Wie reagiert dieLeitstelle darauf?

„Wir haben wirklich exzellent ausgebildete Leute in der Leitstelle sitzen, die oft sehr gut einschätzen können, ob wirklich ein Rettungswagen rausfahren muss“, sagt Schun. Den Kollegen, die sehr viel Verantwortung für die Stadt übernehmen, sei es zu verdanken, dass es nicht schon viel schlimmer aussieht. In vielen anderen Städten gibt es das nicht, weil dort mit computergestützten Systemen gearbeitet wird. Dort geben die Kollegen in der Leitstelle nur die Symptome in den Computer ein und der sagt dann, ob ausgerückt wird oder nicht, erklärt Schun. „Da haben die Kollegen dann gar keine Wahl mehr.“ Der Feuerwehr-Chef betont allerdings, dass es auch für die erfahrenen Kollegen in der Wilhelmshavener Leitstelle immer schwieriger wird: „Manche Menschen wissen einfach, welche Symptome sie angeben müssen, damit der Rettungswagen geschickt wird“, sagt Schun. Hinterher stelle sich dann manchmal raus, dass es alles gar nicht so schlimm war.

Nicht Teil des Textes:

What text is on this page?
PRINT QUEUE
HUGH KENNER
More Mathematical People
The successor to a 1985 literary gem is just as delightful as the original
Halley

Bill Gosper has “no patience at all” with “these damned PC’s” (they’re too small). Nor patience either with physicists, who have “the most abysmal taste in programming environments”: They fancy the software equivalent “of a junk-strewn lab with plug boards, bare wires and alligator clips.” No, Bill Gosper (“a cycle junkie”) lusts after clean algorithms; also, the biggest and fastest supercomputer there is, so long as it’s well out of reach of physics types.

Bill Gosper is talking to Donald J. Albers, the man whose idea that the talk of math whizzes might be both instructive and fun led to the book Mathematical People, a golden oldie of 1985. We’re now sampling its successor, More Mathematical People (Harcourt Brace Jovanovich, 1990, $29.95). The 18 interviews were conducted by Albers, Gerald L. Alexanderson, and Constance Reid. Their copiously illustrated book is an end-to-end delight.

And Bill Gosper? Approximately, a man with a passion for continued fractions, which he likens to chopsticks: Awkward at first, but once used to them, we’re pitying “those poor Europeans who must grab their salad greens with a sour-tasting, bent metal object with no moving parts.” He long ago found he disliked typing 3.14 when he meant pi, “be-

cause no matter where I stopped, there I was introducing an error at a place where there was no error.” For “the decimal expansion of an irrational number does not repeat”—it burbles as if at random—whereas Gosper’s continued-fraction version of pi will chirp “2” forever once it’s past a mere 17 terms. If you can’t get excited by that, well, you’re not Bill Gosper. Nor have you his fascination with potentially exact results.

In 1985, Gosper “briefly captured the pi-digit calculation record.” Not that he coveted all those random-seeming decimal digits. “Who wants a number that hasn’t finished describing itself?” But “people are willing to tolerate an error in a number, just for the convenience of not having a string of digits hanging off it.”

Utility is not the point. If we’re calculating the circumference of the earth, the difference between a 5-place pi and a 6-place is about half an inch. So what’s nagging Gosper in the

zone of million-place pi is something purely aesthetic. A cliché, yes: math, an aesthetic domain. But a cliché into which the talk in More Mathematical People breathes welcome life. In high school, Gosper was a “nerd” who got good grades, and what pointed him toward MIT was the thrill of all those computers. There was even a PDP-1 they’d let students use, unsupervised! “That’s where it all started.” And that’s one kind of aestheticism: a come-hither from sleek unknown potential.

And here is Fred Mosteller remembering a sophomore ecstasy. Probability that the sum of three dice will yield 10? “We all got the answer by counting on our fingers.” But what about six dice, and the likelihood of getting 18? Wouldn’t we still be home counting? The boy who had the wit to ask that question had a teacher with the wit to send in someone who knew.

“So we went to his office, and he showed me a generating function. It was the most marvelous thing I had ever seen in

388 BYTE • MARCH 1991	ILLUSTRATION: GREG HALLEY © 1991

Schun sagt, die Selbsthilfefähigkeit vieler Menschen lasse nach. Dass sei ein gesellschaftliches Problem, dessen Ursache noch unklar ist und für das es auch keine schnelle Lösung gäbe. Dennoch müssten die Folgen, die das hat, angegangen werden.


Wie soll das Problemgelöst werden?

Der Rat der Stadt wird deswegen heute über die Erstellung eines neuen Rettungsdienstbedarfsplans abstimmen. Wenn der Beschluss angenommen wird, könnte eine dafür spezialisierte Firma prüfen, wie viele Rettungswagen künftig in Wilhelmshaven im Einsatz sein müssen.

Der aktuelle Plan stammt noch aus der Vor-Corona-Zeit. Seitdem habe sich die Situation allerdings stark zugespitzt, sagt Schun. Die Feuerwehr begrüßt deshalb den von der SPD-Fraktion eingebrachten Vorschlag zur Erarbeitung eines neuen Plans sehr. Die Kosten dafür könnten aus dem laufenden Budget der Feuerwehr gestemmt werden, erläutert der Feuerwehr-Chef. Wenn alles glatt geht, hätte die Wilhelmshavener Feuerwehr im Frühjahr des kommenden Jahres Klarheit.